Looking back, Black thinks the Fed should have started raising rates last summer. But he thinks pointers are useless at this point.

“Ultimately, we should stop looking for culprits. There was no choice. This was the best strategy they felt for dealing with Covid,” he said. “You know what to do. I don’t think with the amount of money that’s floating around you can say they can just say, ‘Let’s add 75 basis points and see what happens.’ That won’t be enough, that won’t slow it down. What you need now is to avoid a recession.”

What’s happening now

Powell has repeatedly said he believes the Fed can make its way through the minefield, notably quipping in May that he believes the economy can have a “soft or soft” landing.

But as GDP tumbles for a second consecutive quarter of negative growth, the market has its doubts and there is a sense that the Fed should simply acknowledge the painful path ahead.

“Since we’re already in a recession, the Fed might as well go bust and give up the soft landing. I think that’s what investors are looking for now in the near term,” said Mitchell Goldberg, President of ClientFirst Strategy.

“We could argue that the Fed has gone too far. We could argue that too much money has been spent. It is what it is and now we must correct it. We have to look ahead now,” he added. “The Fed is way behind the inflation curve. They have to act fast and they have to be aggressive, and that’s what they’re doing.”

While the S&P 500 and Nasdaq are in a bear market — more than 20% off their recent highs — Goldberg said investors shouldn’t despair too much.

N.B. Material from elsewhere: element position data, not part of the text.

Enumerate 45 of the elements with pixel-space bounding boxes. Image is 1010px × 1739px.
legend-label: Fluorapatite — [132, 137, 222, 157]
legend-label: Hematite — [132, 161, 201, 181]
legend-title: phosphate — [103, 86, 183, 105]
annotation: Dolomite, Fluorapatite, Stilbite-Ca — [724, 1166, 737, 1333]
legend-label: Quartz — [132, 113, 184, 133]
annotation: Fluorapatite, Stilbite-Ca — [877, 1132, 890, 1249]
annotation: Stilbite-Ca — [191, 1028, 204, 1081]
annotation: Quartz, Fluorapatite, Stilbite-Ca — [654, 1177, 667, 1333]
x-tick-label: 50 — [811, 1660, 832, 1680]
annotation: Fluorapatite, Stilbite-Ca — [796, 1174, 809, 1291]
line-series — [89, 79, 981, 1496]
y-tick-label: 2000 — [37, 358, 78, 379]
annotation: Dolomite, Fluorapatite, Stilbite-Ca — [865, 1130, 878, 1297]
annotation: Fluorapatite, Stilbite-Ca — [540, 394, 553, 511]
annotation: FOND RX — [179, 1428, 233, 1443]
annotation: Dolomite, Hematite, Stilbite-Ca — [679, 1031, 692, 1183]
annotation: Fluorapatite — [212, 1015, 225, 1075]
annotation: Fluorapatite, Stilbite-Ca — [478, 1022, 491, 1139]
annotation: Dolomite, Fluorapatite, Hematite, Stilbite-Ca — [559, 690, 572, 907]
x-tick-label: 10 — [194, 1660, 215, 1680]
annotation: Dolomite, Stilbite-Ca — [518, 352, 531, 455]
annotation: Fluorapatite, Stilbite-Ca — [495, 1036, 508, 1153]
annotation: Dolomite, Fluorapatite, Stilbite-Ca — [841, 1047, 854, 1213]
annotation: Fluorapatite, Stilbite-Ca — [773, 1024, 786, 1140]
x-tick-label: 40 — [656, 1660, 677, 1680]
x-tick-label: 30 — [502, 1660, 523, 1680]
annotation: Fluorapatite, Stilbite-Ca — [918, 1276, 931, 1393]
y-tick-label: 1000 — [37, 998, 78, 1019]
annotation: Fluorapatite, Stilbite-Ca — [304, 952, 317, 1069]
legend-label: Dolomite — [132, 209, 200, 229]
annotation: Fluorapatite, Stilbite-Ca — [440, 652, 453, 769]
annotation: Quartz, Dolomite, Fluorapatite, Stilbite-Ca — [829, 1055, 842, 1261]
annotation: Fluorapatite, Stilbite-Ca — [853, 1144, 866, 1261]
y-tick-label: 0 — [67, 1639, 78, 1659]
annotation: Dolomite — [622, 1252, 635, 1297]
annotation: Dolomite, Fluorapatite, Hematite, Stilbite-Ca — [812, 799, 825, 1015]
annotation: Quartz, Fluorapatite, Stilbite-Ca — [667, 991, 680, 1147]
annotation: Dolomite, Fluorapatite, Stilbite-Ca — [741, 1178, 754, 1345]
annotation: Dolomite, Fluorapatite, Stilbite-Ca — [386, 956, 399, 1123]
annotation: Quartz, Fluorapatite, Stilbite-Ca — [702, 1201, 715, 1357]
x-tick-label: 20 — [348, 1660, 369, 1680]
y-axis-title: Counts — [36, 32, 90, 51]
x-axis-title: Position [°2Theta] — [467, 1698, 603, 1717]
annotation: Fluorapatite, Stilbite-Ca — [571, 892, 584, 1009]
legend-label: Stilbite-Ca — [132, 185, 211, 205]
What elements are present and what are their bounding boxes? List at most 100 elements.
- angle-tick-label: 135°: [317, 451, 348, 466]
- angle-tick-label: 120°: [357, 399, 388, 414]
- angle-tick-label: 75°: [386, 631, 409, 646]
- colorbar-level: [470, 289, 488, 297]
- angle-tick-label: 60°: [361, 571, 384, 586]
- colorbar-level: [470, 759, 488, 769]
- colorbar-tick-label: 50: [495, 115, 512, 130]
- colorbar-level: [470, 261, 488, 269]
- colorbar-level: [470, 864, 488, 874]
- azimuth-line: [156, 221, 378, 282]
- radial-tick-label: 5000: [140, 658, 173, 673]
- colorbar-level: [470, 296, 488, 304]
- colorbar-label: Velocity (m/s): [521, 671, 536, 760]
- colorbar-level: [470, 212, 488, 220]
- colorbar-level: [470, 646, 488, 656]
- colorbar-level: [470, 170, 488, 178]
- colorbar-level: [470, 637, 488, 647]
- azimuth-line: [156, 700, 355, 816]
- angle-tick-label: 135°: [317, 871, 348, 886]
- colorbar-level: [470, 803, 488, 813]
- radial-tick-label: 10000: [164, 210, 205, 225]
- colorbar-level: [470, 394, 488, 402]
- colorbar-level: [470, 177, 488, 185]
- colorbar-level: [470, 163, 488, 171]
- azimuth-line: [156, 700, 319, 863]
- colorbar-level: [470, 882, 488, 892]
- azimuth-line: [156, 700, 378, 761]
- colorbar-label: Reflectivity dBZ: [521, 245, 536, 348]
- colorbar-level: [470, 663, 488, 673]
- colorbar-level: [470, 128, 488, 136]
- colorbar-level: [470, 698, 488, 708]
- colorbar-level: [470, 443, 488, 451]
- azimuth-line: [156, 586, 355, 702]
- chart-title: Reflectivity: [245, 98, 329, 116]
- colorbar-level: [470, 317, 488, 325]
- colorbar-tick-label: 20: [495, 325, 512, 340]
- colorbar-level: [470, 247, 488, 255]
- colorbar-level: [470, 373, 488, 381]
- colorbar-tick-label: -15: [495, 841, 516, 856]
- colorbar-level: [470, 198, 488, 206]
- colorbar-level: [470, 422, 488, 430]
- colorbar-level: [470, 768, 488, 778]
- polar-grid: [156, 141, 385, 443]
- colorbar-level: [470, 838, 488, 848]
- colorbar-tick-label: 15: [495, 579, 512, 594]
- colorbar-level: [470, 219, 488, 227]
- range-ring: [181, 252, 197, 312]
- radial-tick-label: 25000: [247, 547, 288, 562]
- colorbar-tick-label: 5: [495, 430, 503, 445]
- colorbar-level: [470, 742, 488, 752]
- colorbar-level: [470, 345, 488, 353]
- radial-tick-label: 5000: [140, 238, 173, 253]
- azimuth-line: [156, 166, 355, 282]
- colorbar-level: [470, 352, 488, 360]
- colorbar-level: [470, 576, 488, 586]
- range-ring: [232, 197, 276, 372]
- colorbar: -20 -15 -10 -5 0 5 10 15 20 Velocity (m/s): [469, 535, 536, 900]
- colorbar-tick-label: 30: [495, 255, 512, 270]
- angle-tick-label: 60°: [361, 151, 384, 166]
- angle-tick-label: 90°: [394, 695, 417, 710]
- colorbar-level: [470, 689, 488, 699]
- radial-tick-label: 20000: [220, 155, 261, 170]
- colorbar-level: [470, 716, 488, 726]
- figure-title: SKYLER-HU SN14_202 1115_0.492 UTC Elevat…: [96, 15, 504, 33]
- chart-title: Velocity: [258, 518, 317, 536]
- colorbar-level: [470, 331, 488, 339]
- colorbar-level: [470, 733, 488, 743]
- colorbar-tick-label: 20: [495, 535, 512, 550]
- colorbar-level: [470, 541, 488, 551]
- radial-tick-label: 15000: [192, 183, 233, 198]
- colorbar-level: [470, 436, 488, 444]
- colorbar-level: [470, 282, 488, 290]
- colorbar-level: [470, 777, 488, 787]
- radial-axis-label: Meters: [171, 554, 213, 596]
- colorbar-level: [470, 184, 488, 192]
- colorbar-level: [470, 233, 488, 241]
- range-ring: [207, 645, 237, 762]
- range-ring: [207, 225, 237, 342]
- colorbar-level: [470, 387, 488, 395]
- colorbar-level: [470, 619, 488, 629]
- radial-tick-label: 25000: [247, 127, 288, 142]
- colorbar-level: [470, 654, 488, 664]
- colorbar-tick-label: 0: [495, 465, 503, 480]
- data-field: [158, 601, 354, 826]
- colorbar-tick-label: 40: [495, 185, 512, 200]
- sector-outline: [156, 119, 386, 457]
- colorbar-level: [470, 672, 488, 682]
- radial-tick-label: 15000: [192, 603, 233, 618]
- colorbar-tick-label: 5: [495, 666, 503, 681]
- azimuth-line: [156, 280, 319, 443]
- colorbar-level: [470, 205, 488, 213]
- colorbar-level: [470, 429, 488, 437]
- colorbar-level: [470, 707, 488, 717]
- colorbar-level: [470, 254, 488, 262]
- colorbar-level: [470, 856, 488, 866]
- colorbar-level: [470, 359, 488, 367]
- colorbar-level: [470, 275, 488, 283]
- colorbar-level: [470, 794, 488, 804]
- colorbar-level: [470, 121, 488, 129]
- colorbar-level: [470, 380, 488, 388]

He said the current run of the market will end and investors who keep their cool and stick to their longer-term goals will recover.

“People just had this feeling of invincibility that the Fed was going to come to the rescue,” Goldberg said. “Each new bear market and recession seems to be the worst in history and that things will never be good again. Then we step out of everyone with a new set of stock market winners and a new set of winning sectors in the economy. It always happens.”